Je vous invite donc à intégrer dans votre réflexion les éléments suivants (la liste est loin d’être exhaustive !) :

Il est essentiel de pouvoir conserver en France le pouvoir de décision au sein des structures industrielles nouvellement créées ou relocalisées dans notre pays. Le risque de délocalisation, de dispersion ou d’abandon des entreprises contrôlées par des investisseurs étrangers n’est plus à démontrer. Cet objectif suppose d’envisager de nouvelles modalités de financement de la croissance de nos entreprises et de favoriser la mise en œuvre plus systématique d’outils juridiques permettant de stabiliser leur capital (golden shares, obligations de conserver les actions pendant une durée minimale, actionnariat familial, pactes d’actionnaires, etc.).

A cet égard, le contrôle par l’État des investissements étrangers en France constitue un enjeu majeur. Grâce à la création de nouvelles règles juridiques (encouragées par l’UE désormais…), 75% des entreprises du CAC 40 seraient vraisemblablement soumises à l’approbation de Bercy en cas d’investissement étranger. L’évolution de la réglementation a élargi de façon significative le périmètre des entreprises dites « stratégiques » permettant à l’État d’exercer un contrôle.

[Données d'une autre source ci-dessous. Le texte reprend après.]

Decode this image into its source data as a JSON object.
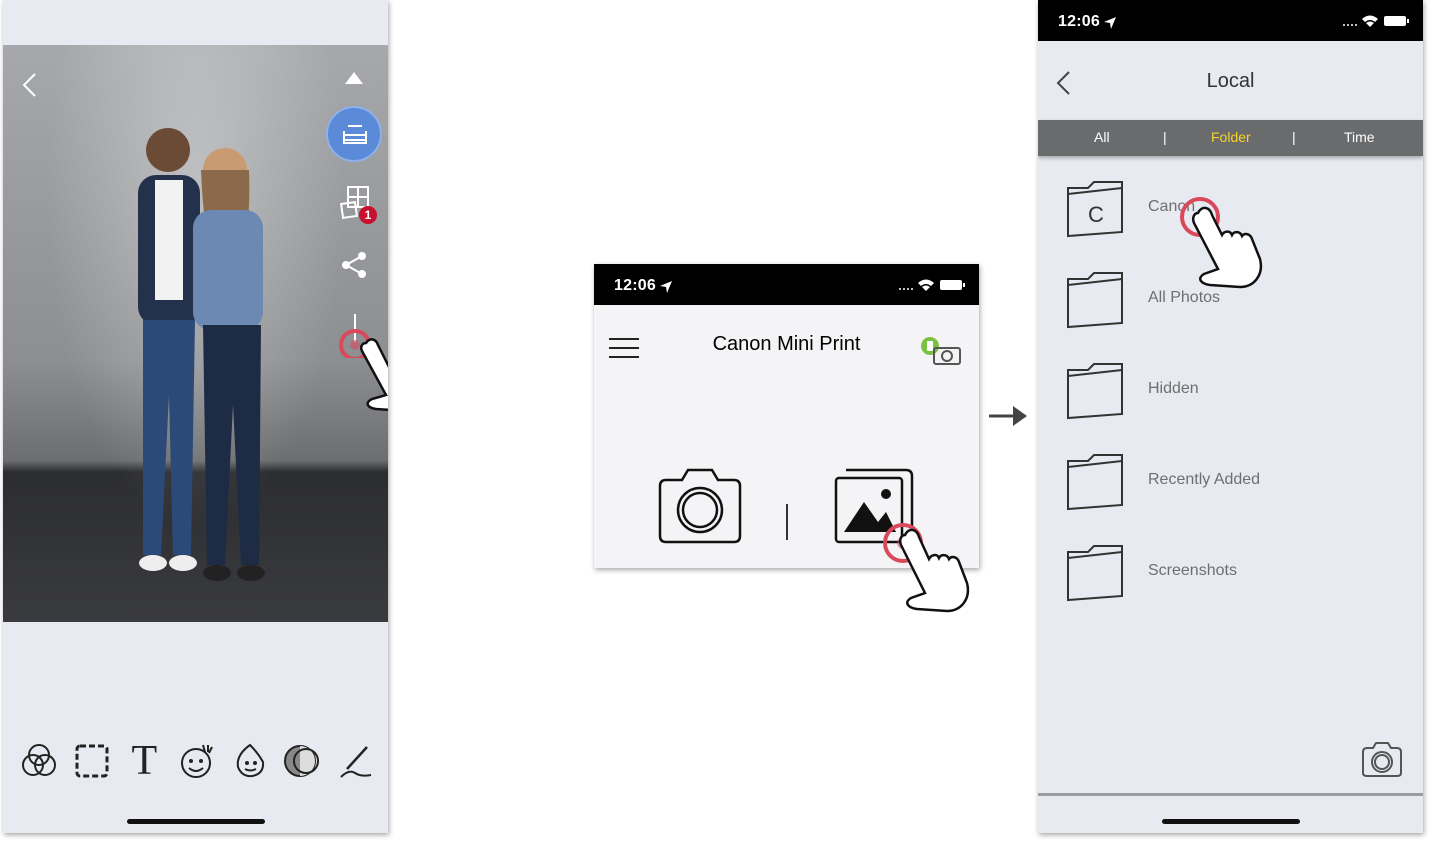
{
  "left_panel": {
    "icons": {
      "back": "chevron-left-icon",
      "collapse": "chevron-up-icon",
      "print": "printer-icon",
      "collage": "collage-icon",
      "share": "share-icon",
      "download": "download-icon"
    },
    "collage_badge": "1",
    "tools": [
      "filter-icon",
      "frame-icon",
      "text-icon",
      "sticker-icon",
      "face-icon",
      "brightness-icon",
      "draw-icon"
    ],
    "tool_text_glyph": "T"
  },
  "middle_panel": {
    "status_time": "12:06",
    "title": "Canon Mini Print",
    "icons": {
      "menu": "hamburger-icon",
      "printer_status": "printer-status-icon",
      "camera": "camera-icon",
      "gallery": "gallery-icon"
    }
  },
  "right_panel": {
    "status_time": "12:06",
    "title": "Local",
    "tabs": [
      {
        "label": "All",
        "active": false
      },
      {
        "label": "Folder",
        "active": true
      },
      {
        "label": "Time",
        "active": false
      }
    ],
    "tab_separator": "|",
    "folders": [
      {
        "label": "Canon",
        "letter": "C"
      },
      {
        "label": "All Photos",
        "letter": ""
      },
      {
        "label": "Hidden",
        "letter": ""
      },
      {
        "label": "Recently Added",
        "letter": ""
      },
      {
        "label": "Screenshots",
        "letter": ""
      }
    ]
  },
  "colors": {
    "accent_blue": "#5b8ad9",
    "badge_red": "#c8102e",
    "tab_active": "#f5d328",
    "tab_bar": "#6a6b6d",
    "tap_ring": "#d9495b",
    "status_green": "#7ac142"
  }
}
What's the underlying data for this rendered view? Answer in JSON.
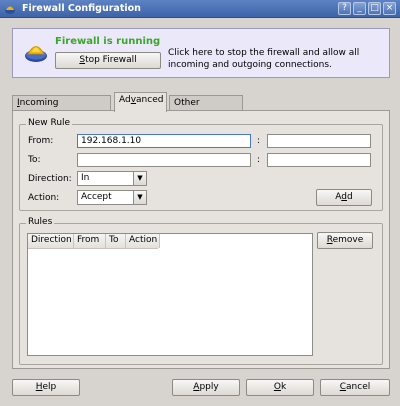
{
  "window": {
    "title": "Firewall Configuration",
    "controls": [
      "?",
      "_",
      "□",
      "×"
    ]
  },
  "banner": {
    "status": "Firewall is running",
    "button": {
      "label_prefix": "",
      "label_mnemonic": "S",
      "label_rest": "top Firewall"
    },
    "description": "Click here to stop the firewall and allow all incoming and outgoing connections."
  },
  "tabs": [
    {
      "pre": "",
      "mn": "I",
      "post": "ncoming Connections",
      "active": false
    },
    {
      "pre": "Ad",
      "mn": "v",
      "post": "anced",
      "active": true
    },
    {
      "pre": "Other Feat",
      "mn": "u",
      "post": "res",
      "active": false
    }
  ],
  "new_rule": {
    "group_title": "New Rule",
    "from_label": "From:",
    "from_value": "192.168.1.10",
    "from_port_value": "",
    "to_label": "To:",
    "to_value": "",
    "to_port_value": "",
    "port_separator": ":",
    "direction_label": "Direction:",
    "direction_value": "In",
    "action_label": "Action:",
    "action_value": "Accept",
    "add_button": {
      "pre": "A",
      "mn": "d",
      "post": "d"
    }
  },
  "rules": {
    "group_title": "Rules",
    "columns": [
      "Direction",
      "From",
      "To",
      "Action"
    ],
    "remove_button": {
      "pre": "",
      "mn": "R",
      "post": "emove"
    }
  },
  "footer": {
    "help": {
      "pre": "",
      "mn": "H",
      "post": "elp"
    },
    "apply": {
      "pre": "",
      "mn": "A",
      "post": "pply"
    },
    "ok": {
      "pre": "",
      "mn": "O",
      "post": "k"
    },
    "cancel": {
      "pre": "",
      "mn": "C",
      "post": "ancel"
    }
  },
  "colors": {
    "status_green": "#3aa62a",
    "titlebar_blue": "#4a70b4",
    "banner_bg": "#ebe8f9"
  }
}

Néanmoins, on ne peut que constater un réel laxisme de Bercy dans ces processus : certes le nombre d’investissements étrangers contrôlés a augmenté depuis 3 ans, mais il n’a qu’exceptionnellement conduit Bercy à opposer un veto à l’opération projetée, comme ce fut le cas pour Photonis. Dans la grande majorité des cas, Bercy valide l’opération en échange de quelques engagements de la part de l’investisseur étranger, notamment en termes de sauvegarde de l’emploi, engagements rarement respectés et sur lesquels nous ne disposons que de peu de moyens coercitifs (rappelons-nous par exemple des promesses du repreneur d’Arcelor…). Ce phénomène de captation de nos firmes n’est en rien marginal. Par exemple, Nicolas Dufourq, directeur général de Bpifrance, n’hésite pas à écrire : « La tech française est extrêmement attractive, essentiellement pour les grands groupes américains. Il faut avoir conscience en particulier que dans des mondes comme la medtech ou la biotech, le pourcentage d’entreprises qui à la fin sont rachetées par des grands groupes américains est considérable », de l’ordre de 80% ».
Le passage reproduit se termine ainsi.